December 12, 2011, 8:08 AM — One of the main reasons for deploying desktop virtualization is the security advantages it can provide, such as keeping sensitive data off the endpoint, according to Citrix.
And Citrix is practicing what it preaches at its Ft. Lauderdale, Fla., headquarters where employees, for example, use the Citrix virtualization product Citrix Receiver for smartphones and tablets.
"It's required to access some systems such as SAP," says Kurt Roemer, chief of security strategy at Citrix. "And we don't have to roll out an SAP client. It's up to date and the exact configuration. You're just interacting with the application."
While businesses all operate in different circumstances, there are general aspects of desktop virtualization that hold appeal to IT departments that have fought unending battles to try and keep unwanted applications off user desktops, patch applications, and cope with the stray malware eruptions.
"It gives IT back control," Roemer says. "It allows for risk-based access, and the decision on whether to allow the data to be taken offline." The company managers can set policies related to saving or printing data, for instance. Although for those needing data offline, desktop virtualization doesn't preclude use of encryption, for example.
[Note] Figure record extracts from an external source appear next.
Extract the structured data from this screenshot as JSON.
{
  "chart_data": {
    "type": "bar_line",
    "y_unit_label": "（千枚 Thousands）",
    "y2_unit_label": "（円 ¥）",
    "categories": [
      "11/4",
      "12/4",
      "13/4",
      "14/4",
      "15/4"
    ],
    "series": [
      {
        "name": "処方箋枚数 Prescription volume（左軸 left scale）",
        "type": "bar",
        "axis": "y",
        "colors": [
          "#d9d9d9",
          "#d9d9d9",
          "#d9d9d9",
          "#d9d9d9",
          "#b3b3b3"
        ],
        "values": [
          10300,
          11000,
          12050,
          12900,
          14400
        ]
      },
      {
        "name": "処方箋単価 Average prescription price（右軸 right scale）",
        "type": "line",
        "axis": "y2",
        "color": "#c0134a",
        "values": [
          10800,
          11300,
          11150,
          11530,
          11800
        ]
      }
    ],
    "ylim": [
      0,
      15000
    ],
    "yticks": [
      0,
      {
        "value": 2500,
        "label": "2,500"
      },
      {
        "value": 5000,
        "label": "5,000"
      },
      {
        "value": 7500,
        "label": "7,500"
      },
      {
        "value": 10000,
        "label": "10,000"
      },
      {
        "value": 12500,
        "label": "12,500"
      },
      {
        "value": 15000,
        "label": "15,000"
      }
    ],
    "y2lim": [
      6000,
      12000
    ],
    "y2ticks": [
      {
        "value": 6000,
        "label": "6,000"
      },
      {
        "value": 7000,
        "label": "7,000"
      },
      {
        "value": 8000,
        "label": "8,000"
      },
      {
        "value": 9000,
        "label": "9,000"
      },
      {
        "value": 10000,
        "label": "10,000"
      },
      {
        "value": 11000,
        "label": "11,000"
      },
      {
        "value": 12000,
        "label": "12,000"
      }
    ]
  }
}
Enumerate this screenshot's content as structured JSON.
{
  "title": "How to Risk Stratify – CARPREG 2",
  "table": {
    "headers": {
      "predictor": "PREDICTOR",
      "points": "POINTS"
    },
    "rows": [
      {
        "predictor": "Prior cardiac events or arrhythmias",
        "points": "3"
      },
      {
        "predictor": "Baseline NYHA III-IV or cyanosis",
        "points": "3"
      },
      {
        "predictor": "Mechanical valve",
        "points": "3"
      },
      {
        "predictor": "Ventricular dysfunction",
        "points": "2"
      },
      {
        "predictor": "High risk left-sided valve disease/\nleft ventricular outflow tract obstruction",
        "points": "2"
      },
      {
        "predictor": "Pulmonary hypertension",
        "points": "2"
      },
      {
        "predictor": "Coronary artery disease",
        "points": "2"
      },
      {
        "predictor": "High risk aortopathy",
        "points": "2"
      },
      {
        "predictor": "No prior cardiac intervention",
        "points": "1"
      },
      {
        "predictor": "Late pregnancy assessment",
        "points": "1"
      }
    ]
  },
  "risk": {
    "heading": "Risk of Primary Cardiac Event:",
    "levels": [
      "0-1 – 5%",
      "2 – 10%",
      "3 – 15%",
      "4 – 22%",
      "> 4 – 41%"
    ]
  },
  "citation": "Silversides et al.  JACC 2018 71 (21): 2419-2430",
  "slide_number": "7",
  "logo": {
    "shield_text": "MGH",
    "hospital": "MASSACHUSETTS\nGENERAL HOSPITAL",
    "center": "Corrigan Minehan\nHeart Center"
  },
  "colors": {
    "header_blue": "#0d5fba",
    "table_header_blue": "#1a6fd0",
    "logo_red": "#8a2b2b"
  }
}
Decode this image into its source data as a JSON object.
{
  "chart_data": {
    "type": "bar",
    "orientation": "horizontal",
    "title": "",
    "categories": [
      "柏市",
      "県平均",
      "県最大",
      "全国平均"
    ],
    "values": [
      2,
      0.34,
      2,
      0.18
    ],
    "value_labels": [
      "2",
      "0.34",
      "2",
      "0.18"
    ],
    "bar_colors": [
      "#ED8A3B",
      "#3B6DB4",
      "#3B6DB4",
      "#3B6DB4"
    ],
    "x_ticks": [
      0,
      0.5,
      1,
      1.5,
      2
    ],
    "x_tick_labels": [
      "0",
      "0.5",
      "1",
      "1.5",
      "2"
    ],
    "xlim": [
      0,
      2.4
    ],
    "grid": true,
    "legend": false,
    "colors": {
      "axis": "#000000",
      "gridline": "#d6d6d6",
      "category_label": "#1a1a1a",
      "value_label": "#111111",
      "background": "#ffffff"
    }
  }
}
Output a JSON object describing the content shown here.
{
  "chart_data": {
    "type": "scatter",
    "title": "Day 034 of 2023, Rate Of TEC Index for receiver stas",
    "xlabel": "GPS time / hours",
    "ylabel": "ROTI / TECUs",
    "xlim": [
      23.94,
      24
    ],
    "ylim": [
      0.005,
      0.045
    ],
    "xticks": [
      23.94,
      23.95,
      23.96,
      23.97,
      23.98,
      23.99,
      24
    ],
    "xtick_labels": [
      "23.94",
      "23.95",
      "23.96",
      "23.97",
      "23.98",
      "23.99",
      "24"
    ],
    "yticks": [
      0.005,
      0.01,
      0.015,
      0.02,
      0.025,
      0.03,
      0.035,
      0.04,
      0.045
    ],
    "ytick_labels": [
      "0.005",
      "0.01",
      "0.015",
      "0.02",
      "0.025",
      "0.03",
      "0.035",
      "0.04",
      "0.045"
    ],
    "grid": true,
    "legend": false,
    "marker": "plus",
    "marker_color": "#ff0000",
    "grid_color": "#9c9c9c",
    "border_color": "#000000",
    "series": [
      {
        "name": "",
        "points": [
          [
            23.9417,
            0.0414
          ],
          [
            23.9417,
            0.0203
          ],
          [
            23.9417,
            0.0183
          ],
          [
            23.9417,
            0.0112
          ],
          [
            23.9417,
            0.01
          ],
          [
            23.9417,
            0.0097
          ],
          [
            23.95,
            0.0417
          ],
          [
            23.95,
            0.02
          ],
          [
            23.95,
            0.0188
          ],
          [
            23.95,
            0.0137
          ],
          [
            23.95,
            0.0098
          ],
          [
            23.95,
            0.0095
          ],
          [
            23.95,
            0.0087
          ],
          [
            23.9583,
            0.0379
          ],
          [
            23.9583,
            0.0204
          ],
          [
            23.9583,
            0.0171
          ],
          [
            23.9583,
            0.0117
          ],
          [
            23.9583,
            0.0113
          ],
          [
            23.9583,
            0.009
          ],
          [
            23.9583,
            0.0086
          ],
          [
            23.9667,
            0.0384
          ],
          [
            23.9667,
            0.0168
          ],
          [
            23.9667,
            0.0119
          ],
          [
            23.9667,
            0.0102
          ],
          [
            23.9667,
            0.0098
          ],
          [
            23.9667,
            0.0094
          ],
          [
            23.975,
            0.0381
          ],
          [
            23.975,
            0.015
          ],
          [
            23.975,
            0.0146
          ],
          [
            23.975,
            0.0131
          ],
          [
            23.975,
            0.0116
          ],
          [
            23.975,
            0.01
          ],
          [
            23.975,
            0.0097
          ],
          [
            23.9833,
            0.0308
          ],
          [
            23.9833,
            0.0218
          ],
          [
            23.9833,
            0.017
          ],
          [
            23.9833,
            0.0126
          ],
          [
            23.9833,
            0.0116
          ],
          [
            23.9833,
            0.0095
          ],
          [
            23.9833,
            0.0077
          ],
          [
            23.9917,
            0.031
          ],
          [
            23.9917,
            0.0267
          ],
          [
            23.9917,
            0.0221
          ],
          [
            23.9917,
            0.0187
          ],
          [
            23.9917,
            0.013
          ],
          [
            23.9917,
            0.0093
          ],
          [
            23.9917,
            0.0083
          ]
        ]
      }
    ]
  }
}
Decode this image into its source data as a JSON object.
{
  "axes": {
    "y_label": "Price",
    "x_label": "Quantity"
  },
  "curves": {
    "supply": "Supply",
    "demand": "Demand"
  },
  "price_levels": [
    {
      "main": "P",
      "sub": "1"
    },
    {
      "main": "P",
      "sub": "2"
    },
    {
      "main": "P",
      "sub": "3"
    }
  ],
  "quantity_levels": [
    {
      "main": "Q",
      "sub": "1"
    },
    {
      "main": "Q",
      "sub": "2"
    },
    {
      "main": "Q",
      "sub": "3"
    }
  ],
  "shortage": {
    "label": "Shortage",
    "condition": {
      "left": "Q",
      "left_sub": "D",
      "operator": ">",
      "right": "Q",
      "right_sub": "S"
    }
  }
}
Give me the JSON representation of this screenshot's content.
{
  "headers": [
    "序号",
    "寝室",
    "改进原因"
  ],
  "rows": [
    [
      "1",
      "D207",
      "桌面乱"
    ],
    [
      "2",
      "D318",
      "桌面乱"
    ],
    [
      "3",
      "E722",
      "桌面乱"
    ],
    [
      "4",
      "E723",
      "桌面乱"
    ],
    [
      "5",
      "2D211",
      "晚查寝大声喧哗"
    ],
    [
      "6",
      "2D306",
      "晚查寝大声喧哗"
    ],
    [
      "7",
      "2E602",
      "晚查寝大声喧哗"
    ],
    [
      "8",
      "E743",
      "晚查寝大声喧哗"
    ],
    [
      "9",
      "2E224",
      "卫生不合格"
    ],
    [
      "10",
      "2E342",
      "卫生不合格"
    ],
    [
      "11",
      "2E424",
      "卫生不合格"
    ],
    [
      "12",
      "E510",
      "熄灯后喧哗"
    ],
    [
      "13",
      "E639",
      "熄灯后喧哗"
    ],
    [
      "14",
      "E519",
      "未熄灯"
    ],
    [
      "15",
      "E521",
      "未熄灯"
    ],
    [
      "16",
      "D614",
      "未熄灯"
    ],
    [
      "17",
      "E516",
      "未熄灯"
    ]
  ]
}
Applications made available through desktop virtualization — Citrix offers Xen Desktop, which can run on top of VMware, Microsoft Hyper-V or the Citrix hypervisor — are consistent across the user base and patch updates to them are consistent, even while access to applications is more flexible.
"This is very beneficial for security," Roemer notes, adding that it allows for flexibility in deciding how to centrally establish management and security controls.
It's evident from the survey of 1,100 senior IT managers and decision-makers worldwide that was published today that there's also widespread expectation that desktop virtualization will be used in a complementary fashion with cloud-based services and various security controls.